Considered as one of the greatest games in World Cup history, Brazil’s 1982 team consisted of Socrates, Falcao, and Zico, one of the most talented Brazilian line-ups in history. Thanks to Italy’s hard defense and Paolo Rossi’s hat-trick, Italy went on to win the match and the World Cup, again with the heroics of Rossi.
With Brazil hosting the 2014 World Cup, everything was on the line for the Brazilian team. Everything was going smoothly for the Brazilians until they faced Germany in the semi-finals. During the match’s 11th minute, the Germans started their reign of terror when Thomas Muller sidefoots the ball towards the goal. In just 30 minutes, Germany was able to score 5 goals against Brazil, marking the end of the host nation’s run to the World Cup championship. The match will forever go down as a “national humiliation” for the Brazilians.
After the world saw Spain winning the 2010 World Cup against the Netherlands, a sequel match between the two teams happened during the next World Cup. The Spaniards drew first blood, with Xabi Alonso scoring the penalty. But that’s where the Spaniards’ reign over the Dutch ends. Robin Van Persie’s insane header (one of the best head goals) equalized the game. With another assist by Daley Blind, Arjen Robben scored the second goal for the Dutch team. Suffice to say, the Dutch annihilated the defending champions with a 5-1 win.
The sequel to their infamous 1986 World Cup match, the 1998 World Cup quarter finals match between the bitter rivals saw a dramatic exit for the English team and David Beckham receiving a red card. During the match’s first half, 18-year old Michael Owen gave his team a 2-1 lead when he skipped past several Argentine defenders.
During the second half, golden boy David Beckham was given a red card by referee Kim Milton Nielsen for kicking Diego Simeone. Argentina went on to win 4-3 on penalties, and Beckham was heavily vilified by the press.
One of the most controversial and iconic matches in World Cup history; the 1982 World Cup semi-final game between West Germany and France saw plenty of drama and goals. Seventeen minutes into the match and West Germany drew first blood. Ten minutes after saw France equalizing the game.
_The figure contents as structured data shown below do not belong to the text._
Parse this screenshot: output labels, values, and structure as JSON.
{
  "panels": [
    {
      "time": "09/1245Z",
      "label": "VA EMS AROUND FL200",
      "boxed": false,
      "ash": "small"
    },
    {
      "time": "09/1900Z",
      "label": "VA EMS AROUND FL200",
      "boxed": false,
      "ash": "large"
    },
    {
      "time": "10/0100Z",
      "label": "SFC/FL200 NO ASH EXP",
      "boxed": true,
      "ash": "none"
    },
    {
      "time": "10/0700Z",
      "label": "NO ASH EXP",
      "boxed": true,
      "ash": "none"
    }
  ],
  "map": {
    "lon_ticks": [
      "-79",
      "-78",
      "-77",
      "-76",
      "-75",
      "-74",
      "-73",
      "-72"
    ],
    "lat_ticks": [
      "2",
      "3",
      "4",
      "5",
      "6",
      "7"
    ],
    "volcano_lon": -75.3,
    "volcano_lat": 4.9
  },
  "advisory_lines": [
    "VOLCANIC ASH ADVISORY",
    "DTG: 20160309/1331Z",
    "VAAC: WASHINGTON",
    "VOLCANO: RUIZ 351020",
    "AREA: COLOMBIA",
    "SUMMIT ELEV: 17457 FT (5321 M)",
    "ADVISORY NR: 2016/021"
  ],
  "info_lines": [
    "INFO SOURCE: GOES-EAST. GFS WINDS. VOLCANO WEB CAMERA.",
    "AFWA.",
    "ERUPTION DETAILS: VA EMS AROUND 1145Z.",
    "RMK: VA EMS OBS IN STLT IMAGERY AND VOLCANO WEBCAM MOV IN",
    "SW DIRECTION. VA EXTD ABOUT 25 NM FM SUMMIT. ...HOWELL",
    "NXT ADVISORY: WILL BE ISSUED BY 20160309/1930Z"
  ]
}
With the game tied at 1-1 at the end of regulation, France was up 3-1 on extra-time. French forward Patrick Battiston ran towards the goal but failed to see goalkeeper Harald Schumacher on his way. Due to the German’s violent strength, Battiston was knocked unconscious, lost two teeth, suffered three cracked ribs and damaged vertebrae. He was out for half an hour. A controversial decision saw Schumacher getting away with it; he didn’t receive a card or a foul. This resulted with Schumacher being dubbed as a “villain”.